Oxford Industries Future Earnings Per Share Growth

Oxford Industries Future Earnings Per Share Growth

Risks

What could happen that would invalidate this narrative?
  • The company experienced a significant downturn in sales and consumer demand in January and February, with comps down 3% and 9% respectively, due to reduced consumer spending outside of major shopping events, impacting overall revenue.
  • The current economic uncertainty and consumer sentiment could continue to affect consumer spending habits, leading to irregular sales patterns and posing risks to consistent revenue and earnings growth.
  • Wholesale business is facing challenges as specialty store sectors struggle, leading to a 10% decrease in this segment, which can negatively impact revenues if sustained.
  • Adjusted gross margin contracted due to increased reliance on promotional and clearance sales, which may continue to pressure net margins if consumer spending remains promotional-driven.
  • The projected impact of tariffs and potential increases in SG&A could further compress margins and earnings, especially if anticipated mitigations do not materialize or are delayed.

Valuation

How have all the factors above been brought together to estimate a fair value?
  • The analysts have a consensus price target of $47.75 for Oxford Industries based on their expectations of its future earnings growth, profit margins and other risk factors.
  • In order for you to agree with the analyst's consensus, you'd need to believe that by 2028, revenues will be $1.6 billion, earnings will come to $64.2 million, and it would be trading on a PE ratio of 12.2x, assuming you use a discount rate of 11.1%.
  • Given the current share price of $38.78, the analyst price target of $47.75 is 18.8% higher. Despite analysts expecting the underlying buisness to decline, they seem to believe it's more valuable than what the market thinks.
  • We always encourage you to reach your own conclusions though. So sense check these analyst numbers against your own assumptions and expectations based on your understanding of the business and what you believe is probable.

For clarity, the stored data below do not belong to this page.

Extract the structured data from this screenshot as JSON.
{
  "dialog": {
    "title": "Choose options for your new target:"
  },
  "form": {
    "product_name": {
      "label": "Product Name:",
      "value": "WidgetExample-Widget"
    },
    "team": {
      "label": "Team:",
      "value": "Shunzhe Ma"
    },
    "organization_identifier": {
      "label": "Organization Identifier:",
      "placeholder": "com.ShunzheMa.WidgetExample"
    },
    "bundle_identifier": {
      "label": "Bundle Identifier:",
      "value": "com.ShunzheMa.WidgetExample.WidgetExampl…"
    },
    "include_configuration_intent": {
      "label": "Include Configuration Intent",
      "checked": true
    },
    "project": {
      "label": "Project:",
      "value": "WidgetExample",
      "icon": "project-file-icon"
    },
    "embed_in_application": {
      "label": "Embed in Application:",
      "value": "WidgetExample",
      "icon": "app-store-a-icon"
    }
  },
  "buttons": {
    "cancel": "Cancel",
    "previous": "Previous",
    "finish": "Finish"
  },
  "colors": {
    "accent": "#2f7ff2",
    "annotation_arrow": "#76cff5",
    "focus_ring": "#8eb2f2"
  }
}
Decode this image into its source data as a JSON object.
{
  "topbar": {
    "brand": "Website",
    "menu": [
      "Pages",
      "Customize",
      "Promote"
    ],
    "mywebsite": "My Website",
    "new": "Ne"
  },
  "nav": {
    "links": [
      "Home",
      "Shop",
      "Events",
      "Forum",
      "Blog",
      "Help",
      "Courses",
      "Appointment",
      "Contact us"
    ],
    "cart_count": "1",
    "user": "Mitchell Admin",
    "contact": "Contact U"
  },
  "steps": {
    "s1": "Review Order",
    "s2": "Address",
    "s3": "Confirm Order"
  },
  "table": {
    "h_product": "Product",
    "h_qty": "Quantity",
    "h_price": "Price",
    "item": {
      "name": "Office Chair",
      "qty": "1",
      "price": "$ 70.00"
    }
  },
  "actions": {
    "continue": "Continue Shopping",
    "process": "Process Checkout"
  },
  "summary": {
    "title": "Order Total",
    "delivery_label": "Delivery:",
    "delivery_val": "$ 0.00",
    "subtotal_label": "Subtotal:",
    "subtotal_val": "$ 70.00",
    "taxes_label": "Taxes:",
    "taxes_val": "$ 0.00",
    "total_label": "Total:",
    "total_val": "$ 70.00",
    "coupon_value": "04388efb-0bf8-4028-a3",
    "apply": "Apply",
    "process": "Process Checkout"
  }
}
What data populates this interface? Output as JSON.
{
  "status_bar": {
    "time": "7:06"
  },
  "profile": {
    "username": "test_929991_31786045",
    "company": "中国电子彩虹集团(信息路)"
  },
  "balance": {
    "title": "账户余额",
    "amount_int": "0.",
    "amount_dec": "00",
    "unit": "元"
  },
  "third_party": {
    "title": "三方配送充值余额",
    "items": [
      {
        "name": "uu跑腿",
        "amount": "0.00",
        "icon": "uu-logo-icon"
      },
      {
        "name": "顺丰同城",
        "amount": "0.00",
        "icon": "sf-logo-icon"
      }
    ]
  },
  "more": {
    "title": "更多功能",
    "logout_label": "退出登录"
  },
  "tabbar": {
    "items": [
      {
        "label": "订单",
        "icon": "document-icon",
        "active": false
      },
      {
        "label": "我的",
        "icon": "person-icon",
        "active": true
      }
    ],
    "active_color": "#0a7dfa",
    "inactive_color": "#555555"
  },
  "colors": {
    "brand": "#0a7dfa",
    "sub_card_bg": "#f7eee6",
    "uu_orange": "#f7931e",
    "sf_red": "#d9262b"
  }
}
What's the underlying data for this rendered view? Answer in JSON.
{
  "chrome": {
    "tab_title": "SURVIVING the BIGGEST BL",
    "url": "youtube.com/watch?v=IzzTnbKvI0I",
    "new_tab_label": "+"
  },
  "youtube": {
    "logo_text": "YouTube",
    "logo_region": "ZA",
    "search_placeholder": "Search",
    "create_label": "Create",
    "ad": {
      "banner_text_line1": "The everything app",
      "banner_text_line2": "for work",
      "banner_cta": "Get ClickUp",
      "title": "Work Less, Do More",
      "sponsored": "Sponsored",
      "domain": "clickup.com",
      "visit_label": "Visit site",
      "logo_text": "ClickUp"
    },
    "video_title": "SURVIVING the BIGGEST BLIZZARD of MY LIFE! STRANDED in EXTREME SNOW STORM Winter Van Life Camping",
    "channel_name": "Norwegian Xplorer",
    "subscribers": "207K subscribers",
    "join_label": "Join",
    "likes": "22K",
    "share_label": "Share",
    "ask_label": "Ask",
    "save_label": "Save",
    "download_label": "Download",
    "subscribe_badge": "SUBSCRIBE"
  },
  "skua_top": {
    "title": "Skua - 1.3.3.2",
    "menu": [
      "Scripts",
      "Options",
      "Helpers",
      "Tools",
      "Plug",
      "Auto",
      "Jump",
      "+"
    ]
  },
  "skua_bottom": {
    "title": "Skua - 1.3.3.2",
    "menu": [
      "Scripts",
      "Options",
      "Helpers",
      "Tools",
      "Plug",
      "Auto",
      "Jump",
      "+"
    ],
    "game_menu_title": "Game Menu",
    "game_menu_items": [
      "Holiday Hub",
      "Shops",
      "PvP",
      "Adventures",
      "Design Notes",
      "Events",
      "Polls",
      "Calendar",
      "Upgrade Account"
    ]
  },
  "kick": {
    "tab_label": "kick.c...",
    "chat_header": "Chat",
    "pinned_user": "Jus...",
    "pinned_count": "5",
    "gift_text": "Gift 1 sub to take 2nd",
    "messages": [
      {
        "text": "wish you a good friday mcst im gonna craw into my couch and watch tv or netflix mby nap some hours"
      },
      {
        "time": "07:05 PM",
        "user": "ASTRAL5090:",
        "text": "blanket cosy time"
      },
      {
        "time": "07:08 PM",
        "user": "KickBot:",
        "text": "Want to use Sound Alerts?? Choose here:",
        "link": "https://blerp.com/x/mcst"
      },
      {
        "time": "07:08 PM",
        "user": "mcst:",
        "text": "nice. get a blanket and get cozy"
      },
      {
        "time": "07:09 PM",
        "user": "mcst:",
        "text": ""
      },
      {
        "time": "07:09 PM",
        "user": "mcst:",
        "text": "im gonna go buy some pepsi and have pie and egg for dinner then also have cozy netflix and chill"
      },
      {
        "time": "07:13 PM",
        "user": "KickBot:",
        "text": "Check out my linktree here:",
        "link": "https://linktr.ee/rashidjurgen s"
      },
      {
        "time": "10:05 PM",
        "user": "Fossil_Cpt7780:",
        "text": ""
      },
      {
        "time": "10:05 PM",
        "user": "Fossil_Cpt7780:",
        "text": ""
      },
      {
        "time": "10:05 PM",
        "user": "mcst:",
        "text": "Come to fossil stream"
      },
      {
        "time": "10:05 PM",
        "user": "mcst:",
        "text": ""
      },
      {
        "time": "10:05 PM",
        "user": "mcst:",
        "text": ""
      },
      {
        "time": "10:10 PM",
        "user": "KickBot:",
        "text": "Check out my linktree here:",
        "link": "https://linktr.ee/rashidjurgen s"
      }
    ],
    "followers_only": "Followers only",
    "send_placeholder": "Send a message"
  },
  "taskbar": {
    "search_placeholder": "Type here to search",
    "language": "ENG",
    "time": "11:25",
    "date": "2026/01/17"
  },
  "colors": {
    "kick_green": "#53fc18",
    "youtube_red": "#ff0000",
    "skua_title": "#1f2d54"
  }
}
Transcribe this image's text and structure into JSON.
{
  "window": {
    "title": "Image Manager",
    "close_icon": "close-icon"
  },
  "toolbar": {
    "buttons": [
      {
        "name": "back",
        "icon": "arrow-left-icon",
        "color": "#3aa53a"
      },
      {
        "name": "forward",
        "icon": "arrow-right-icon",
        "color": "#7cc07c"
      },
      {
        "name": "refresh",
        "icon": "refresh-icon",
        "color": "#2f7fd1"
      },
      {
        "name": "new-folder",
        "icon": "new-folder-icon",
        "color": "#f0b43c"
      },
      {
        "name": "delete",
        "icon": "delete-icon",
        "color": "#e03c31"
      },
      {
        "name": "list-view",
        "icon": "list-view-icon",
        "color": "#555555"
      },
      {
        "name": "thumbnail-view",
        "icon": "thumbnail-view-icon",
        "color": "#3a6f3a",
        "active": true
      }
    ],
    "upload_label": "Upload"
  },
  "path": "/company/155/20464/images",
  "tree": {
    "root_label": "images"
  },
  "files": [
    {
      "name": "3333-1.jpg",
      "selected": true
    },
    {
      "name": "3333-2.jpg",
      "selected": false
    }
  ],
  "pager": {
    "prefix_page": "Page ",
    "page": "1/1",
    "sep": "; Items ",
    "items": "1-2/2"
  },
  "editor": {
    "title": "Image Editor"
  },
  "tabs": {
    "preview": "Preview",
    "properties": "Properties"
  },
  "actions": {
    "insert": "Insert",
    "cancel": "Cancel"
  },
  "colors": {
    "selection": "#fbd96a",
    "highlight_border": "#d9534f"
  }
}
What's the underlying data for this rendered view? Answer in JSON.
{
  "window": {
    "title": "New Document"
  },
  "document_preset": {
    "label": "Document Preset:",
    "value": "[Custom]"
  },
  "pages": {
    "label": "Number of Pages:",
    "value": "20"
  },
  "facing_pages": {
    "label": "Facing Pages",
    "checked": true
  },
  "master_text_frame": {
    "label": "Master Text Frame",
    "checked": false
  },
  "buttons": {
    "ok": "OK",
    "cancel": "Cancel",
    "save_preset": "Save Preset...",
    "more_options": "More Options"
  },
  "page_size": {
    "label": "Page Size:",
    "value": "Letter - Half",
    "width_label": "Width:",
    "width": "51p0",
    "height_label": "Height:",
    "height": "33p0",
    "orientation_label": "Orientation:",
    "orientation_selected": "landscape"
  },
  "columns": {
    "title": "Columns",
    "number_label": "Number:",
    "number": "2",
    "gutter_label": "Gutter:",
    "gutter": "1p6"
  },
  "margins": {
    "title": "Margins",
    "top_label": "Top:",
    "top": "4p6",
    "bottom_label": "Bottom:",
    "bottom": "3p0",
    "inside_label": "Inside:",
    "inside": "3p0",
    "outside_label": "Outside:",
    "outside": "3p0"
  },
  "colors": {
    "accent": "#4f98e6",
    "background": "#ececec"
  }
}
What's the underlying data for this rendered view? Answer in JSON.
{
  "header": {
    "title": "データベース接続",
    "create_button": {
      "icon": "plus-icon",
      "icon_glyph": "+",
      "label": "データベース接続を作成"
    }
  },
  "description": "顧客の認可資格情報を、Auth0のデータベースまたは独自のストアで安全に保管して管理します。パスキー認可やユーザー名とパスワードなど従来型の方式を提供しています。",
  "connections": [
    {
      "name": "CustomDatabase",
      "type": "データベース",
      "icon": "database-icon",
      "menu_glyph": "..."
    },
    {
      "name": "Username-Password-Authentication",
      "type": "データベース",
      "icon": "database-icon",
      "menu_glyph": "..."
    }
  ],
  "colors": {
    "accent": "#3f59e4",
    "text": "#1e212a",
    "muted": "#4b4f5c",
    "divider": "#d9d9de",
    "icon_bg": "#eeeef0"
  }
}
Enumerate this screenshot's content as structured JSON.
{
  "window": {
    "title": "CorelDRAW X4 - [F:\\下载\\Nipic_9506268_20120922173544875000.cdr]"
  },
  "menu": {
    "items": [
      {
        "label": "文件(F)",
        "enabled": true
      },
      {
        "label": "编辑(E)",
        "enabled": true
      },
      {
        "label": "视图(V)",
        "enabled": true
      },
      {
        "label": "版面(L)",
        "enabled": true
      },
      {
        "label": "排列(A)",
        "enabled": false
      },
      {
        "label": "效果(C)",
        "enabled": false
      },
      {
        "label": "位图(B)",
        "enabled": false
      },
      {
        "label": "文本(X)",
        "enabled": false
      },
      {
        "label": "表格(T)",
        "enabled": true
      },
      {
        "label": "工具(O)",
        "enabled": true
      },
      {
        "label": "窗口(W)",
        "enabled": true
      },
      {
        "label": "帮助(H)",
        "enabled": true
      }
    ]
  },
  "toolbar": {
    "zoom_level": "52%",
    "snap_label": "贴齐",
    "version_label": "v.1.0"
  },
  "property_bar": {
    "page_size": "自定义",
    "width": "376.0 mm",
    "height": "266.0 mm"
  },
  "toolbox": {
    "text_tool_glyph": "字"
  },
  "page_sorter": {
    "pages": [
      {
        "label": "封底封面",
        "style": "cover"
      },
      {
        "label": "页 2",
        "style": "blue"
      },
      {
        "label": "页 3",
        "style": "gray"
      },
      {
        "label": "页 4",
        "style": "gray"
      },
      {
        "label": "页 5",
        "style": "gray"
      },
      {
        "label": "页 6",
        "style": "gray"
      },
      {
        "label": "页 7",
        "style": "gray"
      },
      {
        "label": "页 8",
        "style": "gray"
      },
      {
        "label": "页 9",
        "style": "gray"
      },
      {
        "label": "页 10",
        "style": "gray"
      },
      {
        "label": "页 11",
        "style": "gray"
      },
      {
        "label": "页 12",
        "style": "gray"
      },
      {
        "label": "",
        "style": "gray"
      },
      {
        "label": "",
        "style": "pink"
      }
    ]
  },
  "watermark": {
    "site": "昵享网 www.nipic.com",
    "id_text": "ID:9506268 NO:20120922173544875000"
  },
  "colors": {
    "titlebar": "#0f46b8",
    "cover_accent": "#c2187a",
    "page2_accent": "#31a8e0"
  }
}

How well do narratives help inform your perspective?

Disclaimer

AnalystConsensusTarget is a tool utilizing a Large Language Model (LLM) that ingests data on consensus price targets, forecasted revenue and earnings figures, as well as the transcripts of earnings calls to produce qualitative analysis. The narratives produced by AnalystConsensusTarget are general in nature and are based solely on analyst data and publicly-available material published by the respective companies. These scenarios are not indicative of the company's future performance and are exploratory in nature. Simply Wall St has no position in the company(s) mentioned. Simply Wall St may provide the securities issuer or related entities with website advertising services for a fee, on an arm's length basis. These relationships have no impact on the way we conduct our business, the content we host, or how our content is served to users. The price targets and estimates used are consensus data, and do not constitute a recommendation to buy or sell any stock, and they do not take account of your objectives, or your financial situation. Note that AnalystConsensusTarget's analysis may not factor in the latest price-sensitive company announcements or qualitative material.